Двигаться назад, в горку, усиленно налегая на педали, было уже отнюдь не так легко и приятно, да мне и не особо-то хотелось поскорее проделать этот обратный путь. Я ехал не спеша, глубоко вдыхая свежий, чистый, чуть-чуть холодноватый воздух, смотрел по сторонам на медленно скользящие мимо сосновые стволы – от корней вверх темные, как будто бы выступающие из коричневого шелушащегося чехла, который вдруг обрывался резкой неровной границей, и дальше свободно и плавно шла более светлая часть, вся покрытая слущивающимися понемногу сухими тонкими чешуйками, а на самых верхах, сливаясь в сплошное хвойное облако, зависала темная густая зелень тяжелых сосновых лап. Небо над тропой становилось подобной ей по форме длинной, вытянутой вдаль неширокой полосой, и по ее краям, на фоне бледной воздушной голубизны, резко чернели плотно усеянные торчащими острыми иглами сосновые ветки, там и тут выбиваясь из общей сплоченной массы хвои.
Я так засмотрелся вверх, с наслаждением подставляя лицо овевающей струе прохладного воздуха, упиваясь дивной тишиной и безмятежностью неторопливого предвечернего часа, зачарованный безлюдьем и уединением этого удивительного места, настолько не ожидая встретить здесь кого-нибудь, что испуганно вздрогнул, увидев вдруг мягко и почти бесшумно катящуюся по тропе прямо на меня белую «Волгу» с казенной симметричной цифирью номера. Машина явно направлялась именно на дачи, но кроме шофера, немолодого детины при галстуке и в больших очках с затемненными стеклами, внутри никого не было. Тогда зачем же сюда? Поставить в гараж? Или все-таки за какой-то важной птицей? Но ведь дачи вроде бы пусты, Ельцин сейчас в оперном, и «Волга» почти наверняка едет как раз оттуда. Что-то непонятное и нелогичное.
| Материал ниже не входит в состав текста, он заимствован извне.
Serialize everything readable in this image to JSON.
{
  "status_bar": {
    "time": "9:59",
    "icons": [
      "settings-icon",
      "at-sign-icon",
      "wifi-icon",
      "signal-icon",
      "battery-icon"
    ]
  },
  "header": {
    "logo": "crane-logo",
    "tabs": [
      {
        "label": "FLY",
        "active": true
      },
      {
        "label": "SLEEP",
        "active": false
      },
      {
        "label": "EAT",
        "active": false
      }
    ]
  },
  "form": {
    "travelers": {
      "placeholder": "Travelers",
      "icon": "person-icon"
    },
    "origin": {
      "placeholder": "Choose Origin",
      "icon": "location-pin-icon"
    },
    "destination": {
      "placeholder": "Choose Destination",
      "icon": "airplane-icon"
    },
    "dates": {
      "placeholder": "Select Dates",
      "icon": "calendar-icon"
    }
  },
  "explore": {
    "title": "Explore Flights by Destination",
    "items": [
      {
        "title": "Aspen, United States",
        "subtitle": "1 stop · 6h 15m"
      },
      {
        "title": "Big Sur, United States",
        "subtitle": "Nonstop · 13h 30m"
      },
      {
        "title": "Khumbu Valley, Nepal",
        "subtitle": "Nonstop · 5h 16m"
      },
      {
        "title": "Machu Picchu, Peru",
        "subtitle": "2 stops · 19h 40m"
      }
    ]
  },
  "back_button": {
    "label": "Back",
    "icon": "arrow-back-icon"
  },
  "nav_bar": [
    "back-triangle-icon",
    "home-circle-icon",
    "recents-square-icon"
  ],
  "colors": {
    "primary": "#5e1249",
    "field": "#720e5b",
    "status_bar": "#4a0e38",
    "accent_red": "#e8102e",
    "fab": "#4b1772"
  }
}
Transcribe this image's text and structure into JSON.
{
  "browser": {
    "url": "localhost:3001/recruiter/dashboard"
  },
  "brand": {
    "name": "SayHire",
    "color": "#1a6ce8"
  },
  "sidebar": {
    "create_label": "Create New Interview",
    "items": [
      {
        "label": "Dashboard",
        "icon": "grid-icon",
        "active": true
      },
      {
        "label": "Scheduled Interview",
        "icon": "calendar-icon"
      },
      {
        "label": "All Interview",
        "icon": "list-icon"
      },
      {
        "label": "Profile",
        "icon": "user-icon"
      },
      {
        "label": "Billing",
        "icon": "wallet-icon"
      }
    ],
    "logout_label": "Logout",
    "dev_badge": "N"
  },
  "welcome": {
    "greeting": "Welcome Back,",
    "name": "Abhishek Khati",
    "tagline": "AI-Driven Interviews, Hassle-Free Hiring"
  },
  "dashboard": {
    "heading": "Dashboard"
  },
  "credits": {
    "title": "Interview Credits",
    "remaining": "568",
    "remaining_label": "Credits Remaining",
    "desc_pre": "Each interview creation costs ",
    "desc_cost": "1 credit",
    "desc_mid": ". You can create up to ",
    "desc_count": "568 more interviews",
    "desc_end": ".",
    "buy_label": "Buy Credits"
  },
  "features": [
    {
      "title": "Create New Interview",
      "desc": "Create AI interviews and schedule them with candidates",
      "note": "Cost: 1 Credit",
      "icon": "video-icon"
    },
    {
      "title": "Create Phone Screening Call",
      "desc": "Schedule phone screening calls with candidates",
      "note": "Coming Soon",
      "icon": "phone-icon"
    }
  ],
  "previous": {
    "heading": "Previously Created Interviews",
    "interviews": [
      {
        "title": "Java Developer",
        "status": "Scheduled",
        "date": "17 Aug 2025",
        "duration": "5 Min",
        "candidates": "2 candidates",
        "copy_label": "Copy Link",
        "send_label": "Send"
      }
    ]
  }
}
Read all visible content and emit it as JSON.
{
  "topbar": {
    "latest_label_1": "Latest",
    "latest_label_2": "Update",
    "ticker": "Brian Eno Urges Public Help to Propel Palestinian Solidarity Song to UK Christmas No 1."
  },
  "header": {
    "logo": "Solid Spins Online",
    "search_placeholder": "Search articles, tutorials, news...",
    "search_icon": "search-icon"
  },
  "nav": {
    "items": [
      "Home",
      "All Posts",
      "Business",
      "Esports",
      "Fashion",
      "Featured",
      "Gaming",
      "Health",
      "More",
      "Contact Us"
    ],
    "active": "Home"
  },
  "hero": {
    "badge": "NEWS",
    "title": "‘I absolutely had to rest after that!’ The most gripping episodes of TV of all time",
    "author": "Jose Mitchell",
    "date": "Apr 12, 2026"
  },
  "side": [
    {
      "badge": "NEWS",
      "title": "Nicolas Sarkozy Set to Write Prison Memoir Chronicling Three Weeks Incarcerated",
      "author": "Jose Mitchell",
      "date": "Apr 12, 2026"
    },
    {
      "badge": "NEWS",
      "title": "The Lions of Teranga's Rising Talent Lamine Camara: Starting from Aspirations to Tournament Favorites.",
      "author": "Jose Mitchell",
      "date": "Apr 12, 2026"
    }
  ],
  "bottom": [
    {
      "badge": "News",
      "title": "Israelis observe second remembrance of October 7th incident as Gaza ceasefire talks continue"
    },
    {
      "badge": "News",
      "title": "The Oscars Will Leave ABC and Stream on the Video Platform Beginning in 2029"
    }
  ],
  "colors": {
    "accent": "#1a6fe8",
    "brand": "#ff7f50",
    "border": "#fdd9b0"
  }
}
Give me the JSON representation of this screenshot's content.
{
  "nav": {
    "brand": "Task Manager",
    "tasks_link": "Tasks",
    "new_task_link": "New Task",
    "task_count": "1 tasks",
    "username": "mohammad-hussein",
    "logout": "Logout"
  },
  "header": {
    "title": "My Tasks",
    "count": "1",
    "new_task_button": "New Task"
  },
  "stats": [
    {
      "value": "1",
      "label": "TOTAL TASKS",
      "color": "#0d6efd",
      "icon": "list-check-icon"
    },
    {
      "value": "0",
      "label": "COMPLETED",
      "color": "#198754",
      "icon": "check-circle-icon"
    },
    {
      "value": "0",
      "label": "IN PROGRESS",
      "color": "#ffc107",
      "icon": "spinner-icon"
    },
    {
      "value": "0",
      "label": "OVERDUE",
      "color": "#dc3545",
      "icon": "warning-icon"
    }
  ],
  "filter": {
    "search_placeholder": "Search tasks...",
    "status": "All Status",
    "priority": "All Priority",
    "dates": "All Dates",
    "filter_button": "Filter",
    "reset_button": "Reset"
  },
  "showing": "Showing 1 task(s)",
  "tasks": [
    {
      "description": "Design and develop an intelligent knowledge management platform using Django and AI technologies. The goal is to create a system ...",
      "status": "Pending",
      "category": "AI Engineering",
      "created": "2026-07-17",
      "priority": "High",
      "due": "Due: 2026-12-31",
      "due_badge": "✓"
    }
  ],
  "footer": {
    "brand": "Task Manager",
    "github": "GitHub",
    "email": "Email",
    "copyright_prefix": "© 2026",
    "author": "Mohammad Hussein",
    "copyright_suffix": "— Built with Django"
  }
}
Я обернулся: машина подъехала к зеленым воротам «обкомовок», мигнула красными сигналами тормозов, плавно остановившись почти вплотную перед пропускным пунктом; опять донесся еле слышный издалека заливистый лай, но на этом всё и замерло – ни ворота не спешили распахивать, ни шофер не вылезал из машины; какое-то странное взаимное ожидание, словно все и вправду оцепенели в эти медленные минуты, под низко нависающим пасмурным небосводом... Но мизансцена слишком затянулась, и я не стал дожидаться ее завершения – свернул с бетонированной тропы на боковую парковую тропинку между расступившимися, чуть редея, сосновыми стволами, то и дело натыкающуюся на узловатые обнажившиеся корни, пегую от подстилки годами осыпавшейся мертвой хвои, среди которой частой россыпью серели сухие раскрывшиеся шишки. И эта тропинка была совершенно пуста, и такая же тишина была разлита под навесом раскидистых сосновых лап, только велосипедные шины слабо шелестели по наслоившейся хвое да изредка с коротким треском отскакивали шишки, ненароком подвернувшиеся под колесо. Я ехал очень медленно, едва проворачивая педали перед пологими подъемами тропинки, чтобы не остановиться совсем. Зеленые узорчатые волны травы по обеим сторонам осторожно наползали навстречу колесу; корявый распластанный корень коварно устремлялся наперерез и грубым толчком подбрасывал сначала руль и переднее колесо, а через мгновение звякал расхлябанный багажник над задним колесом. Впереди шла на пересечение широкая, усыпанная крупно раздробленным гравием дорога, куда-то в сторону старого заброшенного лесного кладбища, где еще гуще и чернее высился лесной массив. На этом перекрестке я развернулся и поехал назад.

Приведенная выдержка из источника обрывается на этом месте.